BDSM is an acronym for bondage, discipline (or domination), sadism (or submission), masochism. They may individually sound quite scary, but because they rely on a judgement-free zone where your desires can be fully explored through communication, consent and boundaries, BDSM can actually be the safest, and most fun sex you can have according to Holly Richmond, a somatic psychologist and certified sex therapist.

Although the practice requires props, it is important that the participants discuss the different roles they want to play during the activity and how far they are willing to go, thus building trust and making it more fulfilling for those involved.

Bondage, Discipline, Dominance & Submission

Bondage is a form of sex play that allows restraint. Letting another person control your pleasure is key, and it can involve props such as handcuffs, blindfolds, or a range of restraints.
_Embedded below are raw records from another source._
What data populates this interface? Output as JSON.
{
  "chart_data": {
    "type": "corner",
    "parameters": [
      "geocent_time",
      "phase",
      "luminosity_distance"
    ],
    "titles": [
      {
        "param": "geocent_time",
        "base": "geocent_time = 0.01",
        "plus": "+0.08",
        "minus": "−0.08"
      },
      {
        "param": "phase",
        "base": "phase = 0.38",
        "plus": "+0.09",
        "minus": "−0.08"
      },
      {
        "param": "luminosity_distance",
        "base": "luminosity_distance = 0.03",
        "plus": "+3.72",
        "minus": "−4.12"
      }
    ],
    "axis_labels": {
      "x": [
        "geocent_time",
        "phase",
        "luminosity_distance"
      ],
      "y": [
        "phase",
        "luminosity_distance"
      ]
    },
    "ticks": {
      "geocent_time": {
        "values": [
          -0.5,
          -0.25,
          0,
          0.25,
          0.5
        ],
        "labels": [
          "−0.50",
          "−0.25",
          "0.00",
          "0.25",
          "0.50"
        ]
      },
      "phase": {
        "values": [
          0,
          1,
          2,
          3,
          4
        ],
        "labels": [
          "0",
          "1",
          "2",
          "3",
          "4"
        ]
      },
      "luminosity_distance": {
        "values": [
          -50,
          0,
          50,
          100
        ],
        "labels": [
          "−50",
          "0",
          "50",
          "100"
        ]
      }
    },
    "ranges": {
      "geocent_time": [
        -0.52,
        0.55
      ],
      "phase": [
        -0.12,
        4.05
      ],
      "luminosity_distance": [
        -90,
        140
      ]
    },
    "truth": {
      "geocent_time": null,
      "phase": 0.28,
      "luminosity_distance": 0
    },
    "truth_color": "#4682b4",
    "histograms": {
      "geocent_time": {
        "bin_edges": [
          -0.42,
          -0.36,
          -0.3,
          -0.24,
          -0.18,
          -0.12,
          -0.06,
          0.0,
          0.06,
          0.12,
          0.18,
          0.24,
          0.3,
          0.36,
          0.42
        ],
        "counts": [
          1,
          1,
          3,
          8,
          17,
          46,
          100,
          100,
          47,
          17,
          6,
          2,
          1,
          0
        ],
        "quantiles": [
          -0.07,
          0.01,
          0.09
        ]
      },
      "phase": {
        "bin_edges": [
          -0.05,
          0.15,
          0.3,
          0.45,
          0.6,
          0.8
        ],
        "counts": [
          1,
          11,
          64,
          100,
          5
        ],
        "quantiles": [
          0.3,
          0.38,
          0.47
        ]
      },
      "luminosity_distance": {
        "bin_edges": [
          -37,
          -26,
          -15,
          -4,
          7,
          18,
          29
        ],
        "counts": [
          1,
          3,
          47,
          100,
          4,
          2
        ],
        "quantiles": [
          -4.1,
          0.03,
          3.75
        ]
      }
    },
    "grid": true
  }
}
Discipline is the practice of training a 'sub' to obey or perform certain acts. Discipline is almost always present in the relationship between a dom and a sub.

Dominance and submission is the practice of giving control to another who then takes it. Dominance and submission can be emotional, physical, or both, and the dynamic can be played out in sexual acts—or through acts of being in control/acts of service. For some, the roles are full-time, while for others, the roles are only taken on at agreed times of erotic encounter.

The acts of sadism and masochism are performed by people who derive pleasure from pain. The sadist enjoys inflicting pain, while the masochist enjoys receiving it. Most people who engage in sadism or masochism enjoy a sense of empowerment from enduring something difficult.

It is important to always have a safe word during any session in order to know when to stop, that way you avoid hurting yourself or your partner.